Here in the Northwoods, these are the sun-loving pioneers, all well adapted to respond quickly to land opened up by disturbance. Jack pine, in particular, is fire dependent. It’s cones remain tightly closed, often for decades, each tree storing up enormous amounts of seed as it matures. Among our pines, the jack is the shortest-lived (typically surviving no more than 150 years) and it tends to grow on rocky ground with shallower soils— in other words the places most prone to fire. When fire occurs, the intense heat unlocks the cones, which are bound up in resin until heated. While the parent trees almost certainly die in the blaze, they end up releasing vast amounts of seed, each equipped with a feathery wing, not unlike a small maple seed, that helps disperse the seeds in the days and weeks following fire. Those seeds fall on an ashy, sun-drenched ground that’s primed for their quick germination. The young seedlings all fight for the light and grow straight up, often in stands so dense it’s difficult to walk between them. Just a few scattered mature jack pine in an area are enough to create a new jack pine forest with thousands of young trees.

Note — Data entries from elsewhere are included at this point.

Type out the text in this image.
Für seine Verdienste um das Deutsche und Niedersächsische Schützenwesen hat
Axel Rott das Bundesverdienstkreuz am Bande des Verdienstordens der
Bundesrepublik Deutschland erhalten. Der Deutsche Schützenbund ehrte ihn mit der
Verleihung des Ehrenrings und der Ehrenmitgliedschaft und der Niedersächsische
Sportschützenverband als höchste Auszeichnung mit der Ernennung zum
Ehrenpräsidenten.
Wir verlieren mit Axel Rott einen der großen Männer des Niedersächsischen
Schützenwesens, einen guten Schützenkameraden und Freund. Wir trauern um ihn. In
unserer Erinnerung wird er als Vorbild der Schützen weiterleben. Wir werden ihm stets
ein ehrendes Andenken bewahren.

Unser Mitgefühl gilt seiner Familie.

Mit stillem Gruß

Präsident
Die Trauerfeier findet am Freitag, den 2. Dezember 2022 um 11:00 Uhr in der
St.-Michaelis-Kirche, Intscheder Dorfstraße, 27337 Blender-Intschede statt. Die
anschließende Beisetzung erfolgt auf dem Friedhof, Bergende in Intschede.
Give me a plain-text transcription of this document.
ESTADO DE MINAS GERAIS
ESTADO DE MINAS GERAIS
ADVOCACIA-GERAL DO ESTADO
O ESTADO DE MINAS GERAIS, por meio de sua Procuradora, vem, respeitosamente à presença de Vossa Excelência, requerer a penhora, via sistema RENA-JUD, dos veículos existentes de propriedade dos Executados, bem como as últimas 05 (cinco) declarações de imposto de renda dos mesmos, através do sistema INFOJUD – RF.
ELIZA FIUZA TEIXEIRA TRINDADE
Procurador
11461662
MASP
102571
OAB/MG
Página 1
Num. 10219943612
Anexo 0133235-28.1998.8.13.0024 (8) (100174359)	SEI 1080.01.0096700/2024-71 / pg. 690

Over the decades, most will die, leaving a few of the most successful to repopulate the area once again in the wake of the next fire.
Without fire, jack pine will mostly disappear as a component of a Northwoods forest stand, as other, more shade tolerant species— like balsam fir, white spruce, white pine, and red maple— grow up and shade the understory.
The aspen and birch, both of which are intolerant of shading, have a different approach, which is less dependent on fire, but just as quick to respond to the abundant light brought on in the wake of fire. Aspen can respond most quickly from its roots where the fire didn’t burn deeply into the soil. In those cases, the young aspen can dominate, growing several feet the first year after a fire, juiced by a mature root system that’s already waiting and the flush of nutrients released by the fire. These young sprouts are actually clones of the parent, which can sprout hundreds of genetically identical stems in the wake of a fire. Normally, aspen sprouting is kept in check by the production of a hormone, called auxin, in the growing tips of aspen branches. In the wake of fire, those branches are killed, which prompts the surviving roots to sprout as many stems as possible.
Where aspen didn’t grow before, their tiny seeds, embedded in gobs of fluff, can float for miles in the breeze and quickly seed a recent burn, offering new territory for aspen to colonize.
Paper birch have a somewhat similar approach in the wake of fire, relying on quick resprouting to restore themselves to a stand where they existed before. They also produce large amounts of seed, with wings that aid their dispersal.
While Pagami was a destructive fire, it fulfilled a natural function of the Northwoods ecosystem, which is highly dependent on fire to sustain the diversity of forest stands typically found here.
These pioneer species are particularly dependent on fire to sustain themselves as part of the forest ecosystem. These are short-lived, sun-loving species, so without fire they are eventually replaced by the shade tolerant species that can grow up in the understory and sustain themselves indefinitely.